Really struggling with what to look for next or what's actually broken.

/// <summary>
    /// Populate a references type from an IDataRecord by matching column names to property names.
    /// </summary>
    private static void PopulateClass(object objectClass, IDataRecord reader)
    {
        Type theType = objectClass.GetType();
        PropertyInfo[] p = theType.GetProperties();


        // Only set properties which match column names in the result.
        foreach (string columnName in GetColumnNames(reader))
        {
            string colName = columnName;
            object value = reader[colName];
            PropertyInfo pi = p.FirstOrDefault(x => x.Name == colName);


            if (pi == null || value == DBNull.Value) continue;


            Type columnType = value.GetType();
            Type actualType = Nullable.GetUnderlyingType(pi.PropertyType) ?? pi.PropertyType;


            // Check for a directly assignable type
            if (actualType == columnType || actualType == typeof(string) || actualType == typeof(int))
            {
                // Error generated here
                pi.SetValue(objectClass, value, null);
            }
            else
            {
                value = actualType.GetMethod("Parse", new[] { typeof(string) }).Invoke(null, new[] { value });
                pi.SetValue(objectClass, value, null);
            }
        }
    }

The values at that point are objectClass = Models.Employee and value=1. The colName, from further up in the Method, is Id which is an int in the Employee model.

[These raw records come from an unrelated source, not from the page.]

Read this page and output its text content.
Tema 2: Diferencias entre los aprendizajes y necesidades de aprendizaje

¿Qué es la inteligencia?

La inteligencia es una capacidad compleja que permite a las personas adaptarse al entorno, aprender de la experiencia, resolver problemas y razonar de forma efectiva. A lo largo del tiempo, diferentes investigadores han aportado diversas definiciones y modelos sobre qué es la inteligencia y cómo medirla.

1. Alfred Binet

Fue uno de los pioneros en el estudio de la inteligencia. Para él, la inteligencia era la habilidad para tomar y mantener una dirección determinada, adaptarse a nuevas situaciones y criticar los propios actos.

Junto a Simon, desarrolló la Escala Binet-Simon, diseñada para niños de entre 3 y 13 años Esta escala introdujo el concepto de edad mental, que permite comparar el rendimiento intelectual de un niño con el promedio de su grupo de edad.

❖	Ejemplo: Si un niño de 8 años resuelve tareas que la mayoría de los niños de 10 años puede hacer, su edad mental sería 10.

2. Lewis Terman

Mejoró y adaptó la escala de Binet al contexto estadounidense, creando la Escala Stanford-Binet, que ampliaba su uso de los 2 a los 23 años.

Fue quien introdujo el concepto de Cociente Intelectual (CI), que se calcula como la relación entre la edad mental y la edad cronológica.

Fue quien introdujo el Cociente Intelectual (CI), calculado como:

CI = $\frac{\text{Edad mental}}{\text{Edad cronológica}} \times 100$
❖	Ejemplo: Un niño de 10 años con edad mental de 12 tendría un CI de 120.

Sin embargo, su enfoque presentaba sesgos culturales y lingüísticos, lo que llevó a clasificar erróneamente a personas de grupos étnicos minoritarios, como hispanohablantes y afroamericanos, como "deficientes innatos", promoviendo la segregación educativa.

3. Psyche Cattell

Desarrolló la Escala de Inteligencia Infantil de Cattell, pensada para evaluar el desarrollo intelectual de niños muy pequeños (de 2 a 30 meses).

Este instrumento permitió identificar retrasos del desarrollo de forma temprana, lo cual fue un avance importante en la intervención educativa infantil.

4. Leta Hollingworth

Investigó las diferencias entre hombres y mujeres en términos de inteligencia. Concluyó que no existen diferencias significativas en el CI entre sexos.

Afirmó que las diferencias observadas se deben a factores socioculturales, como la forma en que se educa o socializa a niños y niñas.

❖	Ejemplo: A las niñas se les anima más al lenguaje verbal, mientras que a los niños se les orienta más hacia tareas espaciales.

Added Employee Model based on Comment:

namespace BioPadPunchClock.Models
{
    public class Employee
    {
        public int Id { get; set; }
        public int CDB_Employee_PK { get; set; }  //Employee PK in the Central DB. If .null., new emp record on this timeclock needs to be pushed to the CDB.
        public string Name { get; set; }
        //public string FaceImage { get; set; }  //path to Jpeg image 136x90 pixels .\NAND\pictures\  named as <pk>.jpg
        public DateTime? BirthDate { get; set; }
        public string Status { get; set; }  //Full Time – Hourly, Inactive, Terminated, Part Time - Hourly  
        public DateTime? LastPunch { get; set; }
        public string LastPunchDirection { get; set; }  //IN or OUT
        public string PIN { get; set; }  // 4 digit
        public int CardNum { get; set; }  //HID Card Number
        public int CardFacCode { get; set; }  //HID Card Facility Code
        public string FpTemplate { get; set; }  //Fingerprint Template (registered fingerprint)
        public DateTime? LastUpdate { get; set; }  //When this employee record was last sync’d to the CDB. This value will match exactly in the LDB and CDB after a successful sync.
        public int DayTotal { get; set; } // Minutes cumulative for the current day at time of last punch
        public int PayPeriodTotal { get; set; } //Minutes cumulative for the current pay period at time of last punch
        public string Department { get; set; }
        public string SSN { get; set; }
        public bool ShouldPromptDept { get; set; } //Prompt employee to choose department each time
    }
}

Further findings...

When I look at my Model.Employee at that point all of the string properties say Could not evaluate expression with a red exclamation point. Is this a clue or normal?


Further findings...

Not sure if this matters or not but when I step through the code and inspect the values I notice that the actualType == Int32 and the columnType==Int64 while the value it's evaluating is 1.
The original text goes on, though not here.